У адмирала не было прочного авторитета. Он объявил Семенова «предателем родины», возмущался Анненковым и прочими мелкими командирами, а они потешались над этим от всего сердца[428]
. Соперничество между генералами в Омске, столкновения между гражданскими и военными властями становились неизбежными при Колчаке и были бы мгновенно устранены авторитетом главы французской миссии. Но ни один русский не желал признать, что непомерная сложность ситуации и разброд в головах требуют «радикального вмешательства в русскую автономность». Осторожные и разумные усилия графа [Д.] де Мартеля, назначенного верховным комиссаром Франции при правительстве адмирала, не увенчались успехом.В начале 1919 г. русская Ставка еще находилась под влиянием генерала Жанена, который в январе занимался перегруппировкой Уральского фронта. После первых побед под Уфой все изменилось. Русские, живущие на европейской части, раздули эти победы, преувеличили, представили как заслугу режима Колчака, тогда как на деле они являлись последствием всплеска народного энтузиазма, который новое правительство, слабое и ошибочно действующее, не сумело поддержать. Офицеры Омска носили форму царской армии и были полны амбиций и гордости великолепной империи. Они верили в возвращение былого в самое ближайшее время и не сомневались, что через несколько месяцев будут в Москве. Мировая пресса поддерживала их опасную лихорадку. Русские величественны в беде. Оптимизм опасен для русского характера. Эти сибирские офицеры, живущие в тревоге и беспокойстве под началом отчаянного рубаки, могли бы победить, но победа ускользнула от них, потому что они в ней не сомневались. Им выпала задача бороться с режимом, руководимом, возможно, впервые в мире, прожженными журналюгами.
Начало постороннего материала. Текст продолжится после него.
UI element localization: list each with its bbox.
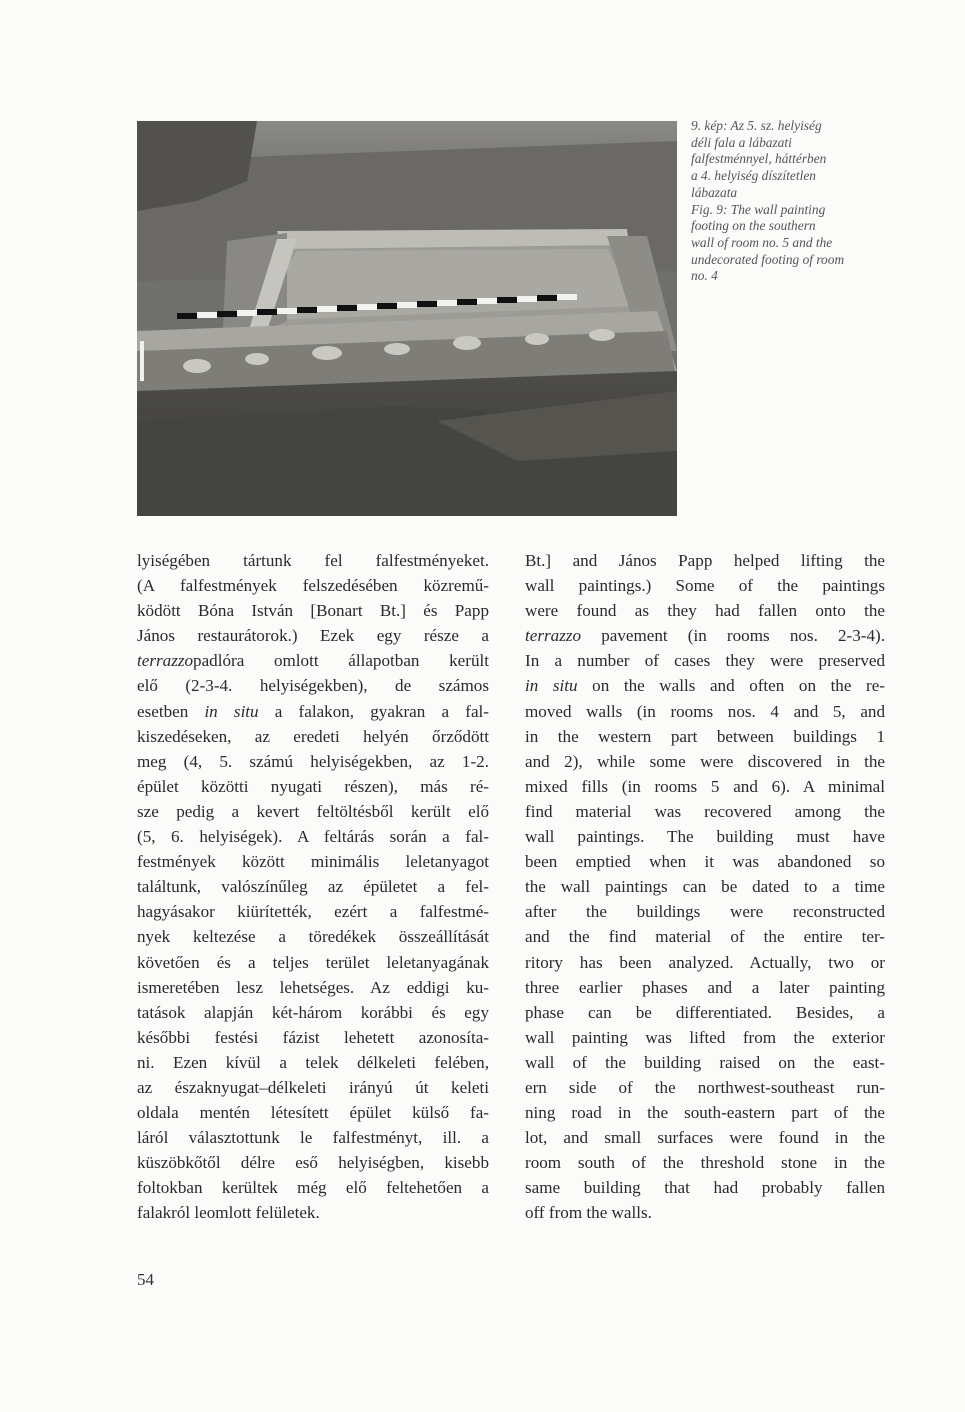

Советы постоянно посылали депеши, подтверждающие бюллетени Омска, что само по себе должно было бы заставить задуматься. Они очень ловко с оттенком безнадежности писали о бегстве красных, развале их штабов, жителях, которые бегут из городов при приближении сибирской армии, восстаниях, кризисе снабжения продовольствием, остановке заводов по производству боеприпасов. Эти животрепещущие призывы и прокламации, написанные с подкупающей искренностью, целили – через головы красных – в правительство Омска, которое они сумели деморализовать с помощью несбыточных надежд.
Тем временем Троцкий формировал и группировал ударные отряды (впоследствии именно они выиграют войну), а такие же отряды Колчака (войска Ижевска, дивизия Косьмина) теряли свои боевые качества, новые же формирования (ударные отряды Степанова) были вообще их лишены[429]
. Часть европейской прессы требовала, чтобы союзники признали Омское правительство.Колчак отдал приказ армии, плохо вооруженной, раздетой и голодной, проходить по 30–35 километров в день по болотам, под пулеметным огнем противника, который притворялся безнадежно отступающим, в то время как перед Волгой уже группировались новые красные дивизии под предводительством лучших русских генералов, за которыми стояли комиссары с револьверами[430]
.Не могло быть и речи о том, чтобы навязать свою волю правительству Омска, преисполненному гордыни и не обращавшему внимания на советы и предупреждения. Не было и рычага, которым можно было бы воздействовать на адмирала. Веря «в свою национальную армию, которая справится самостоятельно», он попросил сначала отозвать чехословацкие войска, а потом разоружить их.
Что же представляли из себя чехословацкие войска[431]
в то время, когда в Сибири появилась французская миссия? Этих прекрасных солдат сформировали необычные обстоятельства: они набирались опыта, шагая по бескрайним русским губерниям, гибнущим от беспорядков. Чехи создали у себя комитеты по образцу русских революционных, стали избирать офицеров, заменили военную дисциплину «товарищеским содействием», главными для них стали их вожаки. От этого первородного греха они не избавились до конца своей сибирской эпопеи. Несмотря на то что французскому (совместно с чешским) командованию удалось убрать комитеты – не без яростного сопротивления, – чешское командование так до конца и не могло отдавать приказы войскам, предварительно не посоветовавшись с ними или, по крайней мере, не узнав их настроя.Начиная с декабря 1918 г. чехословаки просили генерала Жанена, своего главнокомандующего, увести их с фронта. Они жаловались, что сражаются в одиночку, хотя союзники обещали им эффективную поддержку. Русские продолжали готовить свои резервы, и их штабы распределяли винтовки только среди резервных войск. Бездействие русских ставило чехов в трудное положение: боевые действия под Пермью осуществлялись их силами, и при отступлении на южном направлении вели бои тоже чехи. Правительственный переворот, который привел к власти адмирала, подтвердил, что большинство русских офицеров предпочитает политику в городах боям на фронте.
В то же время русские неприязненно относились к командованию генерала [Я.] Сырового, которого Директория возвела в главнокомандующие, и требовали убрать чехов с передовой.